07/02/2010

Week12 NEW YORK!!!


Ok, so just got back from a fantastic week in New York!!! :) had a great time with great people. It was however an educational visit so we had to cram a lot of gallery and studio visits in between all the shopping and sight seeing that had to be done!

Our hotel was a 5 minute walk from Times Square and every night groups of us would go off and explore. Last time I was in New York I was only 16 and so can't really remember it, plus we were kids and had to be chaperoned everywhere! but this time I took it all in and appreciated every second of it.

We arrived pretty late cause our flight was delayed, but not only that when we got to the hotel our lecturers discovered that the whole booking had been cancelled!!! so there's like 40-50 students all knackered and getting more and more p'd off as we had to be up at 8.30 the next day to start our packed itinerary! the hotel finally sorted the situation and we could all go to our rooms and sleep.

The rooms were really nice, some nicer than others i have to say, but mine looked out onto the Empire State building, that was pretty cool :)

Everyone looked a bit tired in the morning, but we were all so excited that we just kinda forgot about the major fiasco from the night before. We all went for breakfast to this nice cafe and took a walk to our stop on the itinerary - Platon's Studio :) very excited to meet Platon. I researched him before coming to New York and discovered he's a British photographer and that I really like his work :) he has an incredibly powerful style and has photographed some even more incredibly powerful figures.


PLATON

He talked about his first ever portrait, which was with Anthony Hopkins for his silence of the lambs promo, he said that he practiced the night before with the lighting set up etc, he saw on the news that Hopkins had attacked a photographer and so Platon was bricking it!! but when he got there he started to talk to Hopkins and admitted he was nervous which meant they connected on a personal level as Hopkins himself admitted to being nervous.
"Honesty was the beginning of the journey - don't put on an act" - Platon
Platon is one of the most inspiring and enthusiastic people I have ever met, I felt like I actually wanted to be him, or just have his life!! - so jealous.

He gave us so much valuable information that I will never forget and take with me throughout my career and hopefully pass on to other people who will be as equally appreciative of it.
  • be prepared to have a work ethic
  • find a unique visual voice/style
  • guide yourself
  • get close to your subjects
  • get closer
  • connect with your model on a personal level
  • use body language to your advantage
  • take inspiration from everything
He has such a distinctive and unique style, it would be pretty easy to pick out a Platon print from a bunch of ordinary photographs of the same subject.

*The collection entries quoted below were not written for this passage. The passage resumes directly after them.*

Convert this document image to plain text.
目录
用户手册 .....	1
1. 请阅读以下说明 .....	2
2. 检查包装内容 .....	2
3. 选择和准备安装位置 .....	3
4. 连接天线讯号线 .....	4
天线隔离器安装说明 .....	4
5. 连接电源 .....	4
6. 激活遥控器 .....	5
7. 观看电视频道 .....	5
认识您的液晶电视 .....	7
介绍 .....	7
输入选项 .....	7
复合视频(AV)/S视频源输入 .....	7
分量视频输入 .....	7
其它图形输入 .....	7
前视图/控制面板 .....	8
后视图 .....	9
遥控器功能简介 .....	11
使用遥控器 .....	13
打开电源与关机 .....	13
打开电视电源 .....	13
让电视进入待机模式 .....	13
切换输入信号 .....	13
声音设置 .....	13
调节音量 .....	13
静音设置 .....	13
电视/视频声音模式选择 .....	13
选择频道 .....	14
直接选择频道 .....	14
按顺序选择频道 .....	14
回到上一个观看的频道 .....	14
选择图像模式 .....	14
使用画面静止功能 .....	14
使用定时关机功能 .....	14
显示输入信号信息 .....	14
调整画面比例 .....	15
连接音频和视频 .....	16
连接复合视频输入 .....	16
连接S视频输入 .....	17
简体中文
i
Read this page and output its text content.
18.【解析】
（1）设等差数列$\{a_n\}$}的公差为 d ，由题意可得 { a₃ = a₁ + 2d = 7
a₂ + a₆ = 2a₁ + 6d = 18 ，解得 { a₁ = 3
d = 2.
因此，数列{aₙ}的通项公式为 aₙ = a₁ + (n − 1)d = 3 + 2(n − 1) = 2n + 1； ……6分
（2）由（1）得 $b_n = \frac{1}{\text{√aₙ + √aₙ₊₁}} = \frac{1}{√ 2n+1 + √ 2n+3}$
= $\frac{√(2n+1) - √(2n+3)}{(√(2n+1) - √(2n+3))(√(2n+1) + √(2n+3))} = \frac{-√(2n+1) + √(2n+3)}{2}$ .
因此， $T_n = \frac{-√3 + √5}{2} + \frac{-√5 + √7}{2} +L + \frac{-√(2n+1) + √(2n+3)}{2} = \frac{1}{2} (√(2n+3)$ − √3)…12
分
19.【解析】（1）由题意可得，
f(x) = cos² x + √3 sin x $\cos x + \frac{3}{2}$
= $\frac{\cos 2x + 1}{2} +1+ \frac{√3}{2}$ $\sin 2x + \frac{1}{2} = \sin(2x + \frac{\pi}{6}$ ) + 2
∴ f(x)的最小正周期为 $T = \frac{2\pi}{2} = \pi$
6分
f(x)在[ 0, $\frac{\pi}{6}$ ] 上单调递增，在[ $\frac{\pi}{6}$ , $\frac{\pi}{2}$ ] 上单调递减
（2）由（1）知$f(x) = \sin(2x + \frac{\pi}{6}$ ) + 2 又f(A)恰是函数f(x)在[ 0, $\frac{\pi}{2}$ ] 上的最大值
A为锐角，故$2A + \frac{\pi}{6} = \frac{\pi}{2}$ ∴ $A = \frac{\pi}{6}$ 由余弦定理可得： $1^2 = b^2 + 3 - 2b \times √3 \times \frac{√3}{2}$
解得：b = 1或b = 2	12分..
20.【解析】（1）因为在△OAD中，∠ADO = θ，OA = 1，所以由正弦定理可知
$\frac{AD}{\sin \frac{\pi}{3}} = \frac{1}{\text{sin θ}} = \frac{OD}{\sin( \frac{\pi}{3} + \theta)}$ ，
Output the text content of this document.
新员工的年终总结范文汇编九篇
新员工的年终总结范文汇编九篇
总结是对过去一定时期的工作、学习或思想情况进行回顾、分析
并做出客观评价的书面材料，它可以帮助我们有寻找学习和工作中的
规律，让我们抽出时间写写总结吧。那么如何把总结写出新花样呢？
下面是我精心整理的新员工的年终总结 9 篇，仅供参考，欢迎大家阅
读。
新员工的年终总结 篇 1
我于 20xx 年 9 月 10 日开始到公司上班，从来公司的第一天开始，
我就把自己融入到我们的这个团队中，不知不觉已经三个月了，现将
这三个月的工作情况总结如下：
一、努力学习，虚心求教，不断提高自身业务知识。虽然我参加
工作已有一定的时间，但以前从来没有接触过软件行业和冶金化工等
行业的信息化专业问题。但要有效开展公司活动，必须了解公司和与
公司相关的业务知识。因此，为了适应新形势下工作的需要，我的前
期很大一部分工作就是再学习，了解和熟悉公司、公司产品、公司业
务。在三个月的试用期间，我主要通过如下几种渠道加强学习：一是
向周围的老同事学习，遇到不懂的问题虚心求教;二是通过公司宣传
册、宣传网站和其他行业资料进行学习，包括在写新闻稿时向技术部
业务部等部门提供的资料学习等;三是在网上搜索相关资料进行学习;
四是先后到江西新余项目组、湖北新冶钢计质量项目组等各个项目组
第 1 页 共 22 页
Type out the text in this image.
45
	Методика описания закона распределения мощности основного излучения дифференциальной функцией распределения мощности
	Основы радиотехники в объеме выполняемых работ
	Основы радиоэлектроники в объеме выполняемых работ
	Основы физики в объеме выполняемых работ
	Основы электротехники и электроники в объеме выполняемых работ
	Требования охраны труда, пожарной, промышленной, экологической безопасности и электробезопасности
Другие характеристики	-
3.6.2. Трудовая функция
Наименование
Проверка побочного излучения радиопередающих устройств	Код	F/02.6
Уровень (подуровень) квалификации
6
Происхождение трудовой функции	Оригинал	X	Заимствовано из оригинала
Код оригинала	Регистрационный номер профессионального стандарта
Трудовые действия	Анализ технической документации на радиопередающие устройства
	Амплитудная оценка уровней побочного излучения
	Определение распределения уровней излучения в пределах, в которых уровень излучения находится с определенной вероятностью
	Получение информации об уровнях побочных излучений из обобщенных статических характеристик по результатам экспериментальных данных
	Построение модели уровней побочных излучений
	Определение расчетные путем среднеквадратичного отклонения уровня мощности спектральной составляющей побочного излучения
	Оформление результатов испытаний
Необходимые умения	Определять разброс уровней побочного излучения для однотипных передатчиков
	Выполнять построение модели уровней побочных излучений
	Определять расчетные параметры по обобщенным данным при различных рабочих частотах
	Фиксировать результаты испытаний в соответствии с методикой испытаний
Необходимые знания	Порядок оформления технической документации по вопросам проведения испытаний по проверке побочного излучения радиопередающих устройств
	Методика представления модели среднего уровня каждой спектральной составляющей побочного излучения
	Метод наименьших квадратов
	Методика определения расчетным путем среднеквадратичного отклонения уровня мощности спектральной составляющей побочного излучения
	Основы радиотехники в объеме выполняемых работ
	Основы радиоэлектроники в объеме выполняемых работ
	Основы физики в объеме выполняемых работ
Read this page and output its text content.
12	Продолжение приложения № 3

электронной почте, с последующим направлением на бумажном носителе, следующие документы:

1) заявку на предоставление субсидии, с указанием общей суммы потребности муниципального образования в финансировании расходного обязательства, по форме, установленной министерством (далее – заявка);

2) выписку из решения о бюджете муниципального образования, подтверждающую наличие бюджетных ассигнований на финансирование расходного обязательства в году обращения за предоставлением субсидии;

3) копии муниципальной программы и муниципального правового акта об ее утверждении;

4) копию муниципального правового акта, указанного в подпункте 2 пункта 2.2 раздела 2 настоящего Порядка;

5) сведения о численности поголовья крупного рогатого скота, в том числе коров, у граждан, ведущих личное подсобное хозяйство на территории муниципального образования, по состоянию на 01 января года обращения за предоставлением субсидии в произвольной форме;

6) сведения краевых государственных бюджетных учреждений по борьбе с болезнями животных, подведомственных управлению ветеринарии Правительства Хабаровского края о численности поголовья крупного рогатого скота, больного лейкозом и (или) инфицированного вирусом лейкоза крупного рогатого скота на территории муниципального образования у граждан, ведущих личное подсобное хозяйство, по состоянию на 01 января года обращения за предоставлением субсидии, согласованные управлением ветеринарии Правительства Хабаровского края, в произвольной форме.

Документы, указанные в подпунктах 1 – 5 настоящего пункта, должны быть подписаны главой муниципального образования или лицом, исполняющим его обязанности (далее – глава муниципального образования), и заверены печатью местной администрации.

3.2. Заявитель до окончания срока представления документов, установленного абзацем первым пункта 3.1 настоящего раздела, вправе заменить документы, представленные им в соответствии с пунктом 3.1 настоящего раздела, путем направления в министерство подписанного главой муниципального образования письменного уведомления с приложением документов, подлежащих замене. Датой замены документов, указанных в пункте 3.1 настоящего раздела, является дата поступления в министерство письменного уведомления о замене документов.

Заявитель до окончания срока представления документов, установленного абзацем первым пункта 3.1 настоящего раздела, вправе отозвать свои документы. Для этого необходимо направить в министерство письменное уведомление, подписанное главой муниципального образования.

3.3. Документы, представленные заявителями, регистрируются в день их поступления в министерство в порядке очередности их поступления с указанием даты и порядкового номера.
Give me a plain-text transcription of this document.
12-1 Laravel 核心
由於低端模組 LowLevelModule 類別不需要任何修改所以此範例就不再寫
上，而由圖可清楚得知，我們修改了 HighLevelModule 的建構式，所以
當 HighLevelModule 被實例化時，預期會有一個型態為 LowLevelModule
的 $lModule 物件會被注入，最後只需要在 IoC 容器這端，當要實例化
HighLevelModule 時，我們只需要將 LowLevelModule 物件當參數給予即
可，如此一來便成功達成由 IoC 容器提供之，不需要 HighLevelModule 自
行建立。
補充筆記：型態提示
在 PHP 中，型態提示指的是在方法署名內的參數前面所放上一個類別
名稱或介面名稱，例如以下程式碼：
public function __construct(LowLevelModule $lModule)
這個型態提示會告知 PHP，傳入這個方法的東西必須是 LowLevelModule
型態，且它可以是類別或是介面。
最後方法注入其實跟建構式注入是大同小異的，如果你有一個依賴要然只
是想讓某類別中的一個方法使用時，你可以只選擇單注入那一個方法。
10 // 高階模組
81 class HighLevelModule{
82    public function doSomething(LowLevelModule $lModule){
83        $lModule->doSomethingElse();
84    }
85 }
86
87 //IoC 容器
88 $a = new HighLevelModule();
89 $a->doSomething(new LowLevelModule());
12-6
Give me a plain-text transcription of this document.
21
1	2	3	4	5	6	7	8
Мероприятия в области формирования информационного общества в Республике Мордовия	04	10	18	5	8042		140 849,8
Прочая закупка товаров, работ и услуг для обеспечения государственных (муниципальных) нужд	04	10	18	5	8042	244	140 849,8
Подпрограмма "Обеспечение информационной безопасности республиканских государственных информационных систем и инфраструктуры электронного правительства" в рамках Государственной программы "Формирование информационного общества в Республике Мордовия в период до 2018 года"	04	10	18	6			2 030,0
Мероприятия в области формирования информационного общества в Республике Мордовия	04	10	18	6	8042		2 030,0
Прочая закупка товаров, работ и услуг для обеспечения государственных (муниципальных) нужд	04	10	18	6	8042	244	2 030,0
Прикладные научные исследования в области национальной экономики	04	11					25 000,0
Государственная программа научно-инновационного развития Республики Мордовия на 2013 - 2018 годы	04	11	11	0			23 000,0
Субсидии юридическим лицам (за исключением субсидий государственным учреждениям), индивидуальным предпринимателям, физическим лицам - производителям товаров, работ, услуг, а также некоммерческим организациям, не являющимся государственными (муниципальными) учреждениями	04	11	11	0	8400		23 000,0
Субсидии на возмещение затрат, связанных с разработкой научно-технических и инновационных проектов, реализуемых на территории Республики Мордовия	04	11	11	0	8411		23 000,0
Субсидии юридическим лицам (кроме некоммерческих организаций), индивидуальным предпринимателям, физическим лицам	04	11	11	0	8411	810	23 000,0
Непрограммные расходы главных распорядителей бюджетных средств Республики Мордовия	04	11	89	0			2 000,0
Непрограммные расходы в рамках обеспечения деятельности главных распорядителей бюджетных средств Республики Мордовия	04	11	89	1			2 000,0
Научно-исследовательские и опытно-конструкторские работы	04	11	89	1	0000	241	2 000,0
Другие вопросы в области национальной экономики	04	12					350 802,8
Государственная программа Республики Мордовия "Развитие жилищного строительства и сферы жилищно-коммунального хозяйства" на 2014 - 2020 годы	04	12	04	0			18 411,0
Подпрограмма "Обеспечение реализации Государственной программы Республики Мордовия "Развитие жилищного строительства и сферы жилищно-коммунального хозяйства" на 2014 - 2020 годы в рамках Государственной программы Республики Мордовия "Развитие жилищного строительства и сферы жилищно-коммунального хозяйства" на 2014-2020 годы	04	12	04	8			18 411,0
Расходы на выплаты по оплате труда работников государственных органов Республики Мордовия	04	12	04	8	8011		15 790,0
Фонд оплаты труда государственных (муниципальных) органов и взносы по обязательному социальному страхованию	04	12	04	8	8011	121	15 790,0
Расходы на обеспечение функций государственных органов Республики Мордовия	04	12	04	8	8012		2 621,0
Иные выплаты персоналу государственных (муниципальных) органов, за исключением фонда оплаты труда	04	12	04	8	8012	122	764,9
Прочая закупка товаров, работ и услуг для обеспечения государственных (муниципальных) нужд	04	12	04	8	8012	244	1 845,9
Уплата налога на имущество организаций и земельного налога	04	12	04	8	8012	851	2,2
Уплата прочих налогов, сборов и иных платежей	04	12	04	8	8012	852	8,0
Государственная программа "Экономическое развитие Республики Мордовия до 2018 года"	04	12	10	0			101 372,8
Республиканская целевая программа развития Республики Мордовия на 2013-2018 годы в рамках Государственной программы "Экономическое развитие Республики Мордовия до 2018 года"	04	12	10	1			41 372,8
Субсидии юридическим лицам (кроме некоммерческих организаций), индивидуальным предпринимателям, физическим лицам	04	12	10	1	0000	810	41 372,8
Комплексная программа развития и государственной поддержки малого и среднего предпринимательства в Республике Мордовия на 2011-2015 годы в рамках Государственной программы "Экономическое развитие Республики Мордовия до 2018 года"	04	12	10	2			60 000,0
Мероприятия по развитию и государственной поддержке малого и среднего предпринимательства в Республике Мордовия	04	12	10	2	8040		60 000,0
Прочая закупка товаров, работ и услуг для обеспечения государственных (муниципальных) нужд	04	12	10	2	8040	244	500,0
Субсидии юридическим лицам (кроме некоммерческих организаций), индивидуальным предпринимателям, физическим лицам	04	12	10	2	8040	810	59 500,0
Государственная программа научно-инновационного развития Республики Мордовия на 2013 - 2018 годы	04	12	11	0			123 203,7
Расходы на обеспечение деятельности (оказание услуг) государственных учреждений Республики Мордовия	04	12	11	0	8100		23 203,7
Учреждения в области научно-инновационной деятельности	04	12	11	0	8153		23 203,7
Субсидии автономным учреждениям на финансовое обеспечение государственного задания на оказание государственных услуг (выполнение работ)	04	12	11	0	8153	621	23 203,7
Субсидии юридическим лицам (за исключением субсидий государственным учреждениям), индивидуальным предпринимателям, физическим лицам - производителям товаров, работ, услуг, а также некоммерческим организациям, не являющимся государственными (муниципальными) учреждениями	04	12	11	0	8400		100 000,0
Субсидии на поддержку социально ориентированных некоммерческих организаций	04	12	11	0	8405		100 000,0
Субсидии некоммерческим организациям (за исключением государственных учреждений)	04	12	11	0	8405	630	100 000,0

He uses one light which he places directly in front of the sitter, he then positions him self between the sitter and the light and uses a wide angle lens from a low view point to create these unusually distorted and out of proportion images and he makes it work because he is Platon :)

PHIL TOLEDANO


We also had the fantastic opportunity to meet British photographer Phil Toledano, who's work I actually came across a few weeks before whilst researching for my 'incongruous' project. so to get to actually meet him was so exciting. myself and a few others turned up to his studio mega early, he let us in and we just had a little chat until everyone else turned up. He is such a lovely guy and still sounds very British :) he talked to us all about his projects and living and working in New York.

The photo to the left his from his body suits series, i actually saw the real suit, stuffed up high on a shelf out of the way, i was just like "wow, thats the baby suit"!! haha.

He also spoke about his very personal and emotional project 'days of my father' which almost brought a tear to my eye as i looked through his book and read each caption. It must be very hard to publish images like these and make them so public, but i think that also helped him be able to deal with it all.



CHRIS VERENE

On the last day of our visit we had a talk with American photographer Chris Verene, who was born in a small town in Illanois, which became the subject for most of his images for the first 20 years of his photographic career. He has had many of his work published and has a very distinctive gritty style. I found his documentary project of his family back home very interesting as it shows the community atmosphere over two decades, most of it not changing very much.